Neil Atkinson’s post-match review for The Anfield Wrap after Brighton & Hove Albion 3 Liverpool 2 in the 2024-2025 Premier League season…
YOU’VE never known an away end as carefree.
There have been Liverpool away ends as a season draws to a close where there has been nothing to play for. But I’d have hardly called Liverpool at Stoke City in 2015 carefree. That was a heavy, heavy day.
This is all light. All sunshine and all sheer joy. New songs rattle around the away concourse, a variant on the songs we never got to write last time.
This is part of it, of course it is, a doubling down because we never got to single down. But it is something else because of the retrospect – a sheer exuberance because you never know what is round the corner. So delight in this because you never know.
The songs are there. The dancing is there. The long summer of it all is there, just there, just waiting alongside the not knowing about what comes next.
Except with Liverpool you sort of do know. You trust the manager. Trust he can coach. You trust the people making the decisions around the money. Trust they will spend and raise every penny as though their lives depend upon it. At times that has driven us a bit mad. But those decisions are part of – not always crucial to – what has led us here.
Here is the blissful moment. Brighton in the sunshine when you already have a league-title-winning, Ready Brek glow. Your engine purring, powered by however many years of the inverse.
The sun sets on The Amex and The Champions are led out by the main man. By the player of the year.
And until they go 0-1 ahead, The Champions are the better side. This is mildly surprising in a sense. They are the ones who have been having a party, been away and who have nothing to play for. But they are also The Champions. The best team in the country. And despite the changes they show it. It is another assist for Conor Bradley with such a powerful run after a fantastic Mo Salah flick.
Then, though, Brighton move into a different gear. If I supported them, I’d wonder why there wasn’t more of this at 0-0. Liverpool are a team who have been quite literally on the beach. A high tempo man to man approach from minute one is surely the plan from the outset. Liverpool can’t get out, can’t cope. Jarell Quansah is excellent but busy. Too busy. Finally the equaliser comes and feeling hits this could be a rocky road to half time.

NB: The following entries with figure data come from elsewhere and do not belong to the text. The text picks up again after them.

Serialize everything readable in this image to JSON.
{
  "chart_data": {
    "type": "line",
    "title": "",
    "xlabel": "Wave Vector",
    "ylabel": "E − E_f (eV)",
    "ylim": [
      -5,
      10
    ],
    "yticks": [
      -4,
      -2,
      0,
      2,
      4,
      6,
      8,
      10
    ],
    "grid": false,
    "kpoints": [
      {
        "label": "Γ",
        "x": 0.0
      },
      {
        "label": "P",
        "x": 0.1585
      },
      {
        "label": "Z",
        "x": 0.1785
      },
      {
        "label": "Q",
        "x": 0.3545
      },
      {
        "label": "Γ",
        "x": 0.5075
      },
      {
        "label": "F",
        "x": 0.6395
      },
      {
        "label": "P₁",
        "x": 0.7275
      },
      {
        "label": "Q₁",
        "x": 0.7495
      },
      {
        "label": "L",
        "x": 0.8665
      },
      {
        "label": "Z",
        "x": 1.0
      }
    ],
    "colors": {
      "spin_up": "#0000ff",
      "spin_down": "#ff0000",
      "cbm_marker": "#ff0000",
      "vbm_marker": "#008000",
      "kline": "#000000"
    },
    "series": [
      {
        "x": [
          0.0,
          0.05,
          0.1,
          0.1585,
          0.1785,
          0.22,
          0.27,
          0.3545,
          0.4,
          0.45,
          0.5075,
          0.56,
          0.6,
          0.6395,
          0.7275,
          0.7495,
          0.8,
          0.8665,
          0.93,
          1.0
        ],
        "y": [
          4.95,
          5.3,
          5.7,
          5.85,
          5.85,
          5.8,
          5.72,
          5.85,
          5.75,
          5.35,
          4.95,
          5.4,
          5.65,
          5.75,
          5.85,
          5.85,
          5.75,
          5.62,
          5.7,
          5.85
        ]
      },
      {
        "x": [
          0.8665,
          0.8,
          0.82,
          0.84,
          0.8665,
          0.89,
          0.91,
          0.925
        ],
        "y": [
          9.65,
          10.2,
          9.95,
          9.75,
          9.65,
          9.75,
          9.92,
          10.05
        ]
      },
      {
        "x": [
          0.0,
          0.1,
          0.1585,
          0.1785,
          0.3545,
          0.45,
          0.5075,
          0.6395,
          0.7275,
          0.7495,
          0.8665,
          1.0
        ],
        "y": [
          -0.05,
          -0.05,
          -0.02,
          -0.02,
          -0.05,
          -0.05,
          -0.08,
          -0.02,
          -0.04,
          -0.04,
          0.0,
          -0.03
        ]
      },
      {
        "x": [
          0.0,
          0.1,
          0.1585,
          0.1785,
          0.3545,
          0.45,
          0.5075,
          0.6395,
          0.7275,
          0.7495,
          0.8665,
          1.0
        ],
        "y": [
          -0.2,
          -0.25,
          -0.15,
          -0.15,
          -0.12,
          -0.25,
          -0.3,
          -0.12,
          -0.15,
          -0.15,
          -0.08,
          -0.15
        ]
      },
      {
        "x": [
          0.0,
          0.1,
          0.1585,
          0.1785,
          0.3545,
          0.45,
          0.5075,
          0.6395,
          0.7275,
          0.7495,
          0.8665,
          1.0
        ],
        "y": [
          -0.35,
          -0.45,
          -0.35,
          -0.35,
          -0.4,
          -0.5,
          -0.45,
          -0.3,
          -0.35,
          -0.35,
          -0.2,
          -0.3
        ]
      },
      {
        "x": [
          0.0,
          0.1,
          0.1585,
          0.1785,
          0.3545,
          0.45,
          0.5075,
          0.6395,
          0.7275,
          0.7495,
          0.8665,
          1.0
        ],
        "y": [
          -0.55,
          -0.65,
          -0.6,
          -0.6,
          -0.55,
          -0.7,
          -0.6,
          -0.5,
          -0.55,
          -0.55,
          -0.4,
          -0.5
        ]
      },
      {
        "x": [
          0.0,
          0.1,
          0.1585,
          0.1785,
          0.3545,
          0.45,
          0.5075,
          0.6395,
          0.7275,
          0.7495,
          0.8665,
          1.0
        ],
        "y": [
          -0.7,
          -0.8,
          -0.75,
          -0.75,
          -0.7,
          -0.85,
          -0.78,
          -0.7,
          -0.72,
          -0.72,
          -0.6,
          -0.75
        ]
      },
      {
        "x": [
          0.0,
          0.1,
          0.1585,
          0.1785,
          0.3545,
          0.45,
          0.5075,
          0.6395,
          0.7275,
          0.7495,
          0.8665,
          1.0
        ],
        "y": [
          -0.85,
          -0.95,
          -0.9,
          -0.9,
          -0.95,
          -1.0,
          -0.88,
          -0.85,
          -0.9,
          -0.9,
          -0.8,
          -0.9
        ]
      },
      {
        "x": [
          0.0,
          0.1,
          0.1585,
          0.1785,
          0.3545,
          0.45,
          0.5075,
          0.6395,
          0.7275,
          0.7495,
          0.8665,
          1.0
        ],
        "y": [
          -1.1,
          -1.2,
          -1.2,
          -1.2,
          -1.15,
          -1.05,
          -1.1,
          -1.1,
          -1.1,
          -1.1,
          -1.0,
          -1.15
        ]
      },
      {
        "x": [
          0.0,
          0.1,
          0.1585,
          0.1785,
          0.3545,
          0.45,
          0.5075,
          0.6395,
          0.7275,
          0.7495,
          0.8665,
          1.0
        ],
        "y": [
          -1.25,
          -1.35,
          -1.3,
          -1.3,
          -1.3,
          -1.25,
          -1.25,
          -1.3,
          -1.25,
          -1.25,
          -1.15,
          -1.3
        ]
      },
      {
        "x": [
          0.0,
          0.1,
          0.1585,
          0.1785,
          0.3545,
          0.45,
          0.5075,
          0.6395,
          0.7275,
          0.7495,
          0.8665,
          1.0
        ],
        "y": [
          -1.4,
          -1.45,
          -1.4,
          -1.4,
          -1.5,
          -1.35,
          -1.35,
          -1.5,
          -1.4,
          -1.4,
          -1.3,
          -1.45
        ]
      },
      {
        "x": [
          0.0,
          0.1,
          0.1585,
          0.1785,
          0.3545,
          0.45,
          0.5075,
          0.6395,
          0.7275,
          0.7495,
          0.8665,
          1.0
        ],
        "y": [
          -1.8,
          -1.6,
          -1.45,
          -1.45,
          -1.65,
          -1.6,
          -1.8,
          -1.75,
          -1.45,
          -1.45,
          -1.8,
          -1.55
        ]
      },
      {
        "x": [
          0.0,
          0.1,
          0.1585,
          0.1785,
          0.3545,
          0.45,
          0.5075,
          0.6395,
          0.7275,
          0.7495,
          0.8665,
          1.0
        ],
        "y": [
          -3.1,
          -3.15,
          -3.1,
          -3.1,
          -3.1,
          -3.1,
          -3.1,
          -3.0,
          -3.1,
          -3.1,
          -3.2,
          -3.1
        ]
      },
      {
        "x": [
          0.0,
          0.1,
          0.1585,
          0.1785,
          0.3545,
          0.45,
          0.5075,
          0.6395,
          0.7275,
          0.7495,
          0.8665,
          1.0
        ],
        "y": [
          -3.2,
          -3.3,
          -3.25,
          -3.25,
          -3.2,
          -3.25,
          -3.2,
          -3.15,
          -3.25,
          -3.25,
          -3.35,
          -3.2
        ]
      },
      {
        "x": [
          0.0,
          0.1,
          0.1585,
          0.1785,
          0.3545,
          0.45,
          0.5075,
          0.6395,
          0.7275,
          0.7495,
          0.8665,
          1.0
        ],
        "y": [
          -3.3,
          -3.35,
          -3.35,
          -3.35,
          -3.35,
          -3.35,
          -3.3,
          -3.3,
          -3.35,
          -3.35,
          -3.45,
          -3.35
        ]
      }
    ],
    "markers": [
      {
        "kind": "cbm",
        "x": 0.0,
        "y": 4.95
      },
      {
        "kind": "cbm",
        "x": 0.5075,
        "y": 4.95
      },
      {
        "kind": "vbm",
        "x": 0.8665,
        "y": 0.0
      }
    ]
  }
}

Nope. Brighton then sit off again. In the long run this is vindicated; they win the game. But something is just a bit odd and Liverpool get an accidental second which they have deserved and we get the break.
Shall we do journalism? We don’t really. Never actually. But the half time concourse is just about the most joyous you have ever seen a support. There is singing and dancing and just so much joy. If you couldn’t be there let me tell you that those who represent us did it with sheer overwhelming noise and delight.
There is this energy: We got what we always wanted and it is better than we could have imagined. Everywhere you look this is the case.
The second half kicks off and Brighton are on the front foot. Liverpool pulled here and there, and Brighton get their goal.
And then Liverpool are again the better side. Salah misses a good chance, subs are on and all play their part until Brighton find so much space in the middle of the pitch and do the decent thing. They are a good side and if you let it be easy they will find their way. Jack Hinshelwood – a lovely young player – makes it 3-2 after an extensive VAR check and Brighton have played well for 15 minutes either side – vindicating the manager.
But the last 10. And the 10 afterwards. The away end sings about running round Anfield with the league. The Brighton PA plays “Freed From Desire” and everywhere there is delight. Sheer delight. Liverpool’s players don’t quite know what to do.
But they have given us these days of leisure.
They have.
Mo Salah is all smiles. The Captain is there and he looks great. They didn’t – in the words of Carly Rae Jepson – just come here to dance. But sometimes dancing is all there is. Sometimes dancing is all that is left to do.
Dancing round Anfield with the league.
This is, as it so often is, a love letter. Sometimes you live, and want, and need, and desire, and then all there is left is to dance. If you know what I mean. You know what I mean.
The dog that catches the car. Ahab with the whale. But we know how to drown and what to drown in. The sheer bliss of it all.
These days of leisure.
Arne Slot, Mo Salah, Virgil van Dijk and all of them have given us these days of leisure. They can have their own as well.
Listen, look, promise – it is a joy to be alive. It is an act of love.